10-3.見えざる煙
「あれ? どうした?」
私が笠岡くんの話題になった途端、まともな返事ができなくなっていたのが、玉野さんに気付かれた。
彼女は一度こちらの顔を見ては、声をかけてきていた。
「いや……特には何も……」
その返事さえも挙動不審になり、軽く彼女を笑わせてしまった。
「そうなんだ。 ……本当に?」
「本当に全くない、ってわけでもないんですけど、大した事でもないので、それだったら言わないでおいた方がいいかな、って」
「へえ……」
落ち着きを取り戻した直後の彼女の問いにも返してみると、何か納得したような様子を見せた。

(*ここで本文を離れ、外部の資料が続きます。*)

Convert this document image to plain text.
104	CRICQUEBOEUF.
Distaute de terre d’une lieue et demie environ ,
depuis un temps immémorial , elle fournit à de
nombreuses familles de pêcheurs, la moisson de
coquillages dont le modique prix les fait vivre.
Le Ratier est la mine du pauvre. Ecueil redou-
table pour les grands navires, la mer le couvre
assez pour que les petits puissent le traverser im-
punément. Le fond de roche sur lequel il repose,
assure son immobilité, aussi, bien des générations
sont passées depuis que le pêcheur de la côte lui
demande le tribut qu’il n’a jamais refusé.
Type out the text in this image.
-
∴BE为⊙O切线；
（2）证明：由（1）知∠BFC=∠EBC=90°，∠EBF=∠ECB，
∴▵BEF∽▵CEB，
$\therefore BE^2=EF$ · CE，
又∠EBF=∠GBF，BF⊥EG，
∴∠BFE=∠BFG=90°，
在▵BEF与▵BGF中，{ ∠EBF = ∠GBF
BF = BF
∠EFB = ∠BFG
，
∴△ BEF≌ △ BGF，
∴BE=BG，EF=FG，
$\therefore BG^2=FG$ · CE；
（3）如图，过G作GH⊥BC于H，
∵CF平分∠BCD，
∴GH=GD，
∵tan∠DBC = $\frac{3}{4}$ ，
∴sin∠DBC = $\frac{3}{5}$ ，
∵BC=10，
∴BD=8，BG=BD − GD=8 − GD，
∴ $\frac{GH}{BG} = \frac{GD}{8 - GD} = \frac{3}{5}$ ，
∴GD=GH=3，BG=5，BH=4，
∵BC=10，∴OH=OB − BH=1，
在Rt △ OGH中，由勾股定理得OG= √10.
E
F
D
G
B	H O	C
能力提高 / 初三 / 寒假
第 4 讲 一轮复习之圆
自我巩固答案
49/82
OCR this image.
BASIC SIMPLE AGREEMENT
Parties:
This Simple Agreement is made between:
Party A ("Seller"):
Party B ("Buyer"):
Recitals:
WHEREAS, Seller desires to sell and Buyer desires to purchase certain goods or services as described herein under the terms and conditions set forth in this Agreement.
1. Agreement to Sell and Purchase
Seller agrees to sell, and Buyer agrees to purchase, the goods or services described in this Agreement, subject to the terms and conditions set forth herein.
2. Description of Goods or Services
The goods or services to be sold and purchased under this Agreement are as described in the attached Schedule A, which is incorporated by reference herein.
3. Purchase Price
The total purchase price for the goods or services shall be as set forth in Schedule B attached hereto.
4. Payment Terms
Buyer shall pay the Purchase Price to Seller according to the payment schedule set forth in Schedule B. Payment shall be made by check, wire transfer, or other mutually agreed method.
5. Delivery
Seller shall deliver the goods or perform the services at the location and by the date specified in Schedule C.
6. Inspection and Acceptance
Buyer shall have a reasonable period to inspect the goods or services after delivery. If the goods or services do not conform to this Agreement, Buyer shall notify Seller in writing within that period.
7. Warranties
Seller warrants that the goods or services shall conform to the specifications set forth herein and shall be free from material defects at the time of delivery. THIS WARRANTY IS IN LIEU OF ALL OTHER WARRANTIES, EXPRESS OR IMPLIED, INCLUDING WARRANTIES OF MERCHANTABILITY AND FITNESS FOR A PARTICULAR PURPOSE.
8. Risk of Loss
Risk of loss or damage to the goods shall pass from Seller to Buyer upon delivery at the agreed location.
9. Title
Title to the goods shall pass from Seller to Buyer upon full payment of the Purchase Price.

それからも、二人から勉強を教えてもらったり、いろいろと話したりして、帰ろうと話を切り出した頃には、外はすっかり暗くなっていた。
三人で家の前に出て、解散する直前まで話を続けていた。
帰って夕飯を食べ終わってからも、六島さんとのやり取りは続いた。
……SENNのメッセージで。
勉強会の中でしていた話からの続きのようなものが中心だった。
この時、作戦についても話をしていた。
その中で井原さんと福山さんについて触れていたのだが、「二人を選挙でも負かせる事ができたら最高」などと送られてきた時は、一度文字列が表示された端末の画面を前に眉をひそめた。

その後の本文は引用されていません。